When the lawsuit gets filed, and the policyholder is served with suit papers, the policyholder is required to tender those suit papers to the insurance company and request a defense if it desires one. When the insurance company receives such a request, it will often agree to provide the policyholder with a defense to the lawsuit through the attorney it hires (often referred to as panel counsel) while at the same time “reserving its rights.” The insurance company can reserve its rights for a number of reasons, but it is usually because the insurance company has determined that one or more of the claims asserted in the lawsuit may not be covered by the insurance policy. What the insurance company is actually doing is preserving its right to ultimately deny any responsibility to pay any judgment or settlement for damages that are not covered by the policy.
As a lawyer who has practiced in the insurance arena for many years, I am often asked by policyholders whether they are required to accept the panel counsel offered by the insurance company that is reserving its rights. The answer I give is one that you will often hear lawyers give in a variety of circumstances: it depends. You see, when an insurer provides a defense under a reservation of rights, it creates a potential conflict of interest. The potential conflict arises from the fact that the attorney hired to defend the policyholder owes an unqualified duty of loyalty to the policyholder, yet is getting his fees paid by the insurance company. Consequently, the existence of this potential conflict will sometimes prevent the insurance company from providing a defense through its panel counsel and will give the policyholder the right to select its own attorney to defend it in the lawsuit, with the insurance company to pick up the tab.
The Texas Supreme Court explained when such a right arises in a case called Northern County Mutual Ins. Co. v. Davalos, 140 S.W.3d 685 (Tex. 2004):
In the typical coverage dispute, an insurer will issue a reservation of rights letter, which creates a potential conflict of interest. And when the facts to be adjudicated in the liability lawsuit are the same facts upon which coverage depends, the conflict of interest will prevent the insurer from conducting the defense.
In a subsequent case, the U.S. 5th Circuit Court of Appeals clarified what it believed the Supreme Court meant when it used the words “facts to be adjudicated.” See Downhole Navigator, LLC v. Nautilus Ins. Co., 686 F.3d 325 (5th Cir. 2012). The Court held that the term “adjudicate” plainly means “to rule upon judicially.” Accordingly, a policyholder will have the right to select independent counsel to represent it in a lawsuit – at the insurance company’s expense – when the court or jury in the underlying suit will be required to decide the same facts upon which coverage depends.
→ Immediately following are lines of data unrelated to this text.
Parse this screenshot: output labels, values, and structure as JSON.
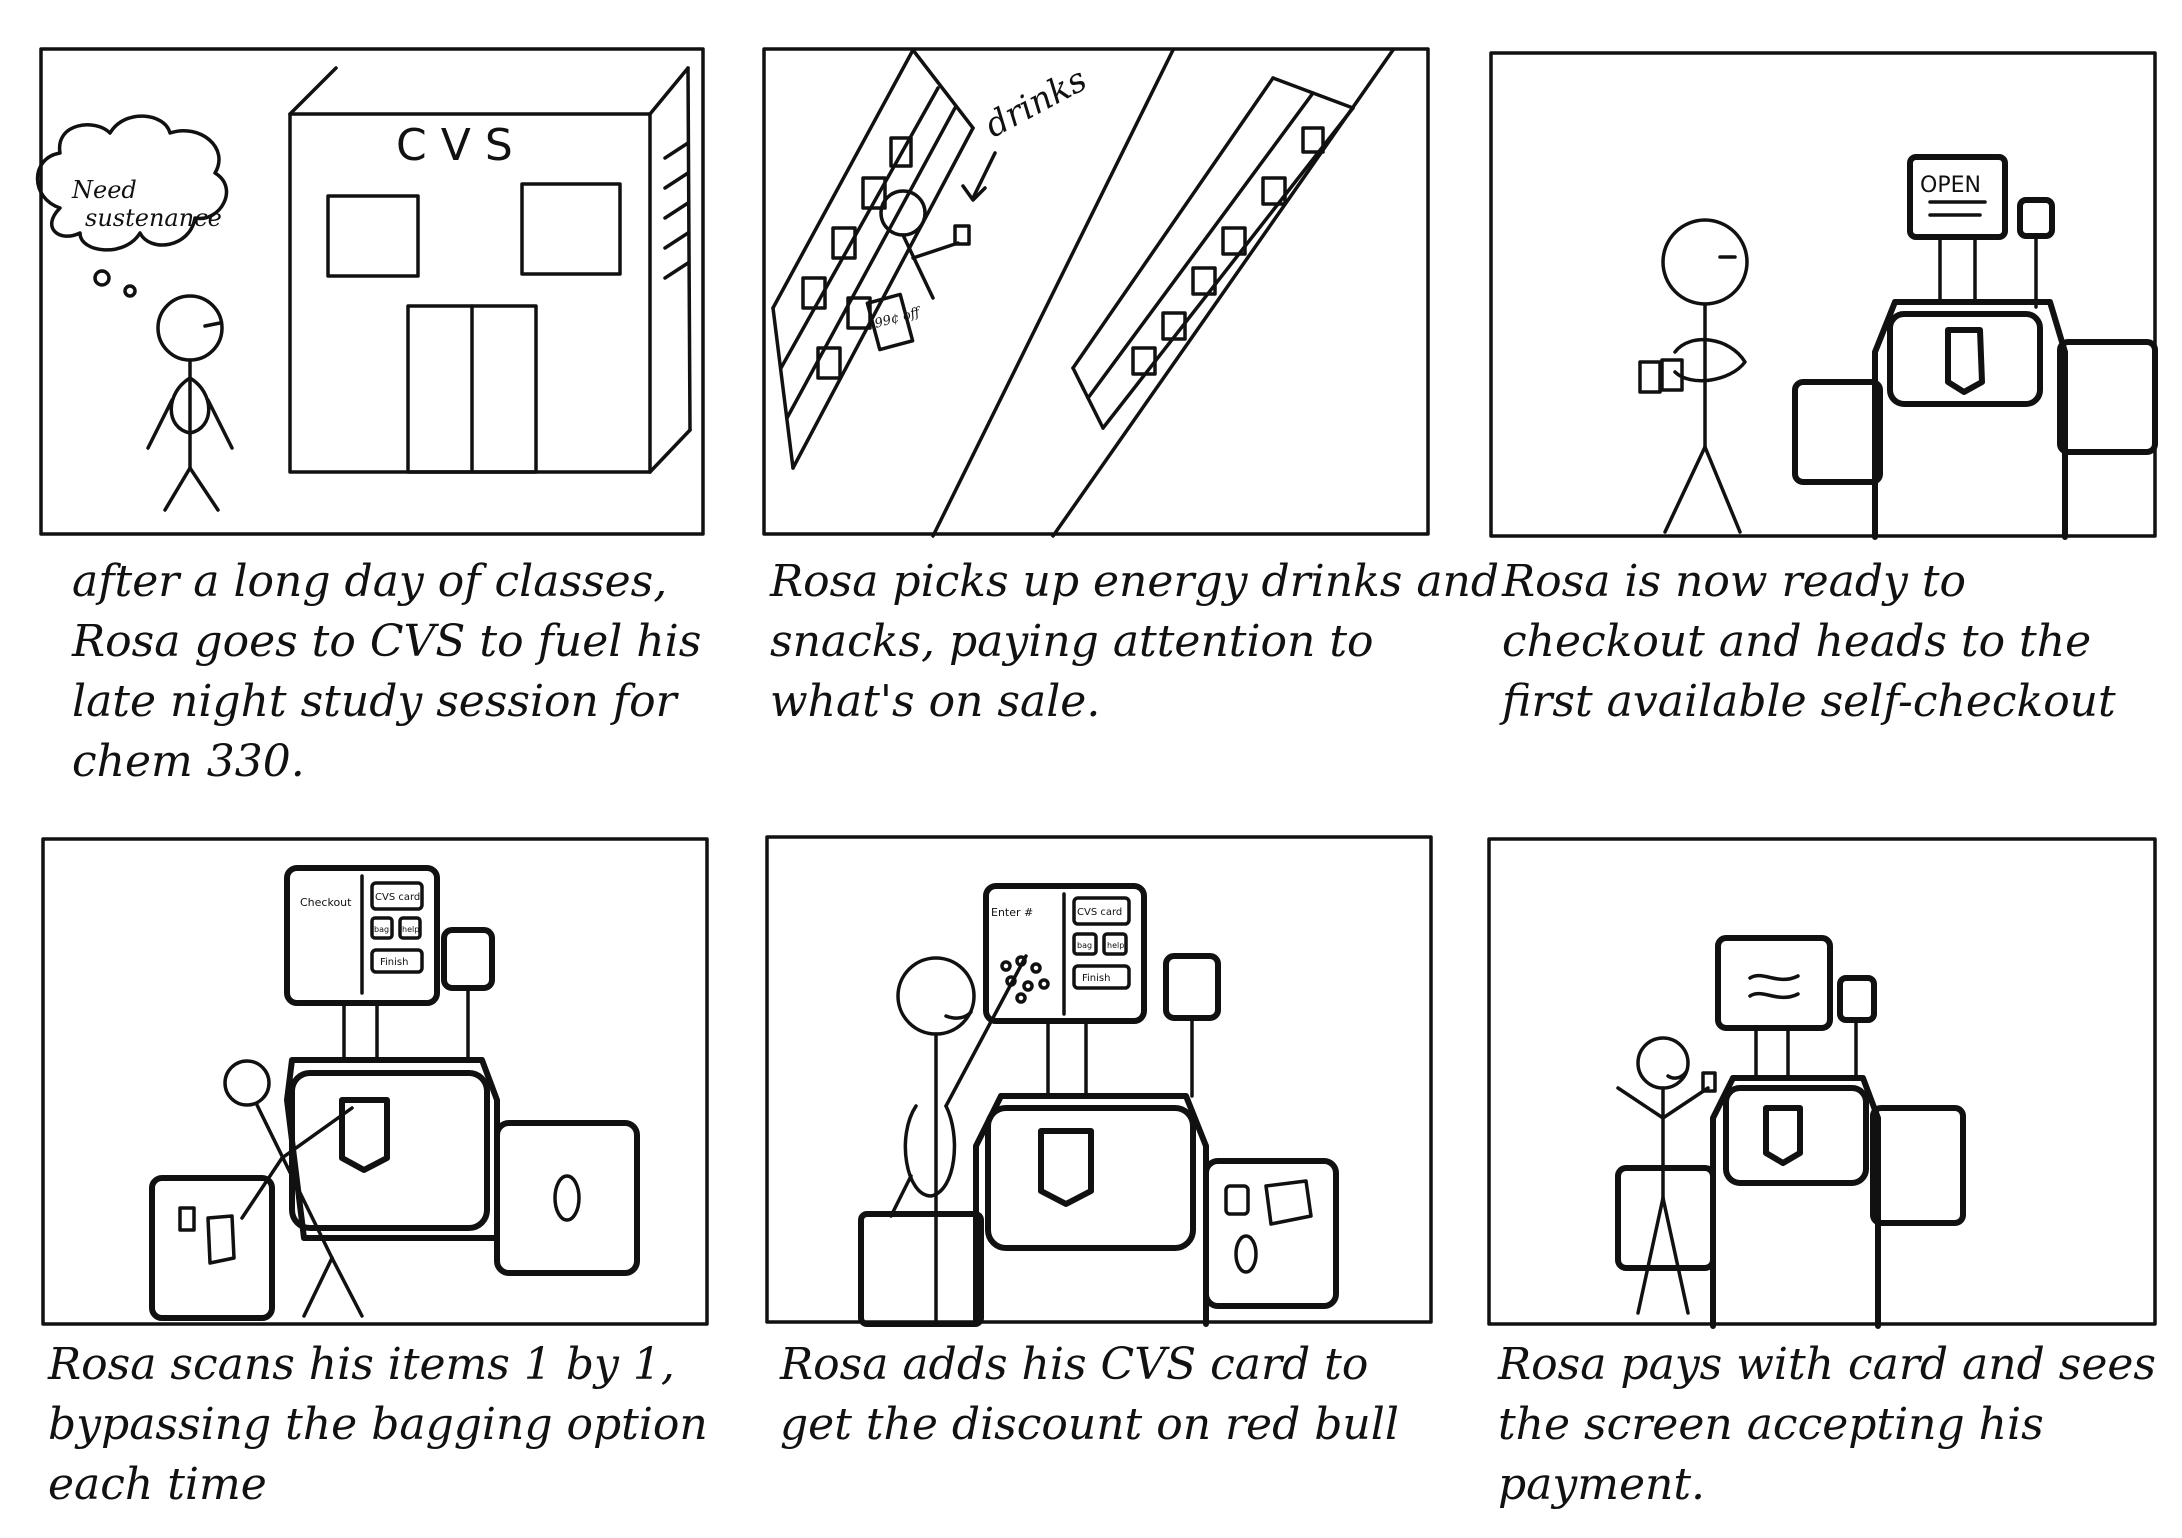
{
  "scenes": [
    {
      "store_sign": "CVS",
      "thought_bubble": [
        "Need",
        "sustenance"
      ],
      "caption": [
        "after a long day of classes,",
        "Rosa goes to CVS to fuel his",
        "late night study session for",
        "chem 330."
      ]
    },
    {
      "aisle_label": "drinks",
      "sale_tag": "99¢ off",
      "caption": [
        "Rosa picks up energy drinks and",
        "snacks, paying attention to",
        "what's on sale."
      ]
    },
    {
      "screen_text": "OPEN",
      "caption": [
        "Rosa is now ready to",
        "checkout and heads to the",
        "first available self-checkout"
      ]
    },
    {
      "screen_labels": [
        "Checkout",
        "CVS card",
        "bag",
        "help",
        "Finish"
      ],
      "caption": [
        "Rosa scans his items 1 by 1,",
        "bypassing the bagging option",
        "each time"
      ]
    },
    {
      "screen_labels": [
        "Enter #",
        "CVS card",
        "bag",
        "help",
        "Finish"
      ],
      "caption": [
        "Rosa adds his CVS card to",
        "get the discount on red bull"
      ]
    },
    {
      "caption": [
        "Rosa pays with card and sees",
        "the screen accepting his",
        "payment."
      ]
    }
  ]
}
When might this occur? The court in Downhole Navigator provided a few examples. One is where the lawsuit alleges intentional wrongdoing and the policy contains an exclusion for intentional conduct. Another example is where the underlying lawsuit raises a claim for breach of contract, and the insurer reserves the right to deny coverage based upon a breach of contact exclusion in the policy. Yet another example is where the insurer reserves the right deny coverage for damages taking place outside the contract period and the underlying lawsuit involves the issue of when damages took place. These were just some of the examples provided by the court in Downhill Navigator; there obviously may be others depending on the terms of the particular policy at issue and the factual allegations of the particular lawsuit.
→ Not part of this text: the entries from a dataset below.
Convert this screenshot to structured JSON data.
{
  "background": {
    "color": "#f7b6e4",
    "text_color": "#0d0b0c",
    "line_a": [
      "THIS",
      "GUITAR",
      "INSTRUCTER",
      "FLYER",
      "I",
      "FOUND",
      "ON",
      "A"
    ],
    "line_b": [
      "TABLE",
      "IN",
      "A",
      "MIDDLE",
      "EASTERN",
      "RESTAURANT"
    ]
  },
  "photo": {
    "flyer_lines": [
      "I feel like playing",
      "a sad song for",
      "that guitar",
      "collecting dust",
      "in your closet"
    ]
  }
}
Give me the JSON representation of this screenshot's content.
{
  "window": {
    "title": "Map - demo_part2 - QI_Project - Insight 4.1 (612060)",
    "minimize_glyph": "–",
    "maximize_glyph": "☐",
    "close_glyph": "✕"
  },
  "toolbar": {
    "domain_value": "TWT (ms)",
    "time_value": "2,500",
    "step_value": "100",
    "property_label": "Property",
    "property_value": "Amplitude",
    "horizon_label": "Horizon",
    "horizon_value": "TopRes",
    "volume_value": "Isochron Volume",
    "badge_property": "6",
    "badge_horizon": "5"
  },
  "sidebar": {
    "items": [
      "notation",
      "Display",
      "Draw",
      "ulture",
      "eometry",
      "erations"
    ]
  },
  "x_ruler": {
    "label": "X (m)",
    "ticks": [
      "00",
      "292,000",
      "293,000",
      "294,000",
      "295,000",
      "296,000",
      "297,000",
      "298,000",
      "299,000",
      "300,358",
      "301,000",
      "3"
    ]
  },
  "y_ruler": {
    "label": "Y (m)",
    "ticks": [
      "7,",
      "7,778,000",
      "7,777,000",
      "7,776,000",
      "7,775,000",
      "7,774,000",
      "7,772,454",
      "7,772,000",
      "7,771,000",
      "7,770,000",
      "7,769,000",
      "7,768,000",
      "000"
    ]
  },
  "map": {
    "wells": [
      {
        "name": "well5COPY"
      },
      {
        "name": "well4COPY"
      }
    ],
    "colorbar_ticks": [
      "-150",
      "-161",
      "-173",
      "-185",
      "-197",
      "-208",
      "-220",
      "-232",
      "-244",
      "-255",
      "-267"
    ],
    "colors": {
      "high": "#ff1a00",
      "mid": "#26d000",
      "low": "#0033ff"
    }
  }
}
The right to select independent counsel can be a valuable right, especially when the policyholder already has competent counsel which it knows and trusts. Therefore, whenever a policyholder is sued and the insurance company offers a defense to the lawsuit under a reservation of rights, it behooves the policyholder to carefully analyze whether it might be entitled to select independent counsel to represent it due to the existence of the potential conflict. Case law in this area demonstrates that it is not always easy to determine whether the same facts to be adjudicated in the liability suit are the same facts upon which coverage hinges. Consequently, it is always best to have an attorney well-versed in insurance matters conduct this analysis.